In today’s Bible reading* (Psalm 106:5) we read of a different kind of prosperity than the Prosperity Gospel peddlers talk about.
Important note: Before I go any further, please hear me clearly say that all of the modern translations are very reliable. The English translation you hold in your hands (or read on your computer or on your mobile device) is as much the Word of God as any other. Please remember that because it is a translation, translators sometimes make interpretive decisions that aren’t the most fitting. That’s why I recommend if possible that you use several translations on questionable issues.
I compared several modern translations and most translated the word in question as prosperity. However, the Lexham English Bible actually conveys the Hebrew word as good. The New English Translation footnotes the Hebrew word good. The New King James translates the word as benefit.
The word in question in verse five is the same word used to describe God in Psalm 106:1, “Hallelujah! Give thanks to the LORD, for he is good …” (CSB)
It’s unfortunate that most of the modern translations use the word prosperity.

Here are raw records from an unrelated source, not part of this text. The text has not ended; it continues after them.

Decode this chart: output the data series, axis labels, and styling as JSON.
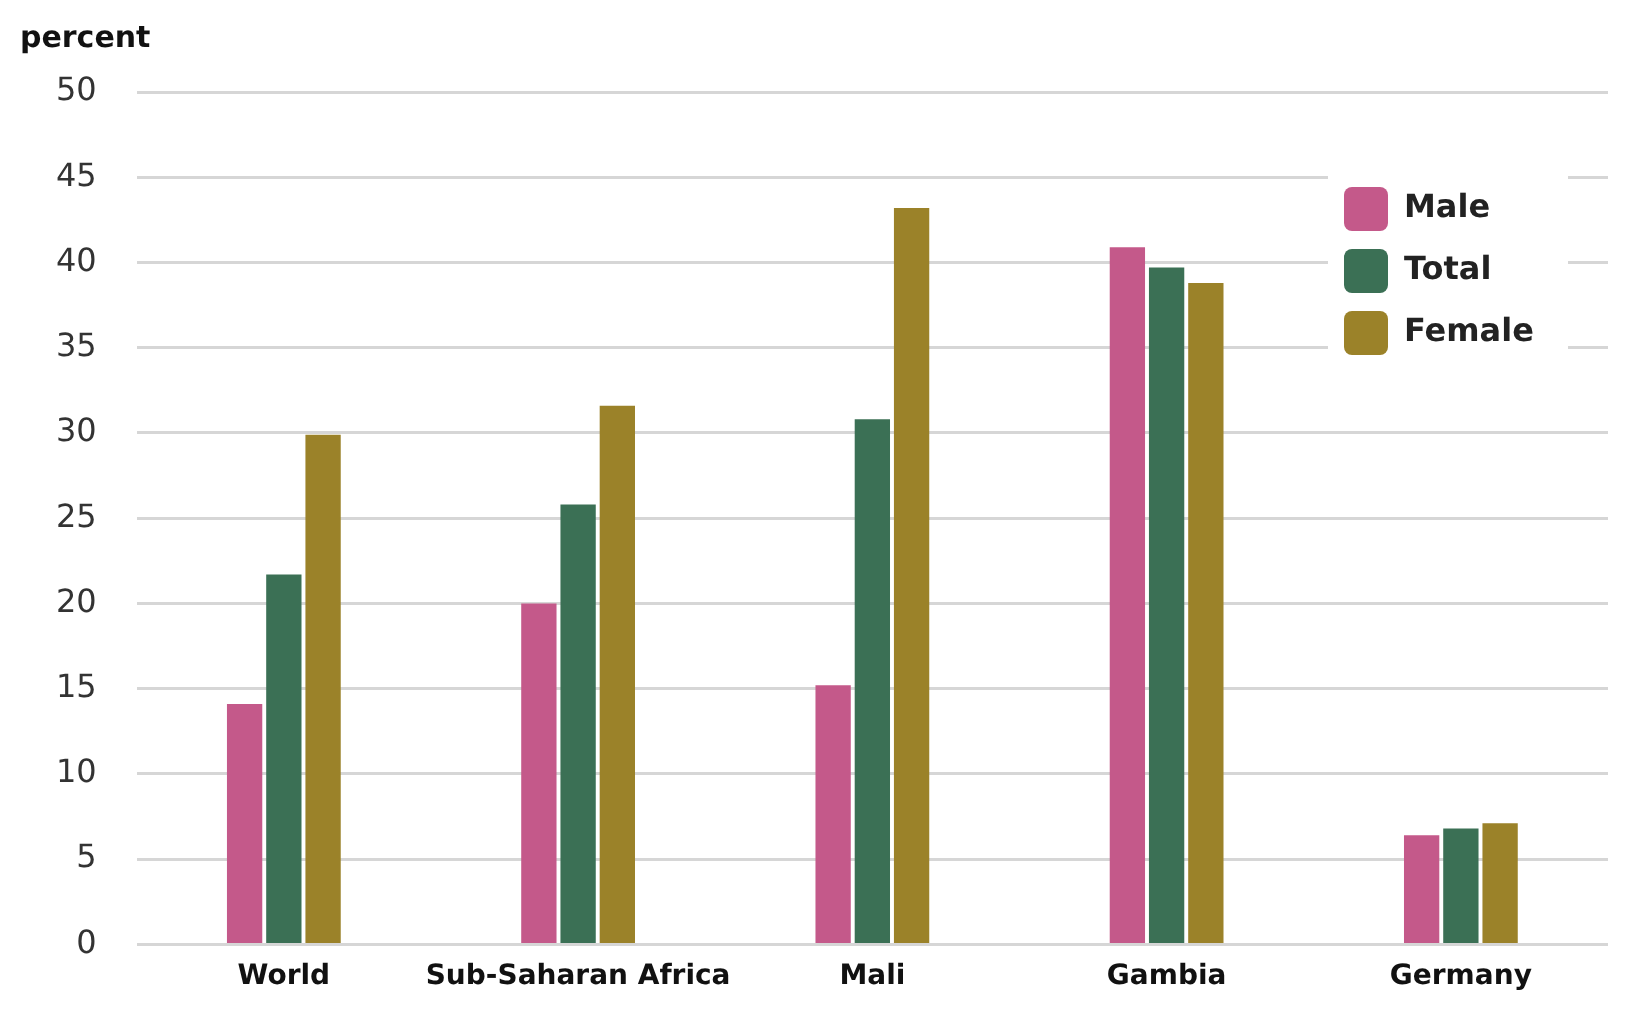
{
  "chart_data": {
    "type": "bar",
    "ylabel": "percent",
    "categories": [
      "World",
      "Sub-Saharan Africa",
      "Mali",
      "Gambia",
      "Germany"
    ],
    "series": [
      {
        "name": "Male",
        "color": "#c4598a",
        "values": [
          14.1,
          20.0,
          15.2,
          40.9,
          6.4
        ]
      },
      {
        "name": "Total",
        "color": "#3b7055",
        "values": [
          21.7,
          25.8,
          30.8,
          39.7,
          6.8
        ]
      },
      {
        "name": "Female",
        "color": "#9b8229",
        "values": [
          29.9,
          31.6,
          43.2,
          38.8,
          7.1
        ]
      }
    ],
    "ylim": [
      0,
      50
    ],
    "yticks": [
      0,
      5,
      10,
      15,
      20,
      25,
      30,
      35,
      40,
      45,
      50
    ],
    "grid": "y",
    "legend": "top right"
  }
}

It connotes financial prosperity. But I could only find limited reference to material blessings in the Hebrew lexicons (dictionaries) I consulted. One of the lexicons says, “‘Good’ is used in respect to a wide variety of abstract perspectives.”
Paul told his readers that because their position is in the heavenly places, they should seek heavenly things. (Colossians 3:1)
I’m not saying that God will never give material blessings. He sometimes does. And when He does, He does so so that His people can be a blessing to others. It’s important to remember that no one will take material blessings with them into the life to come. Everything will be left behind.
 Bowling, Andrew. “793 טוֹב.” Ed. R. Laird Harris, Gleason L. Archer Jr., and Bruce K. Waltke. Theological Wordbook of the Old Testament 1999 : 345. Print.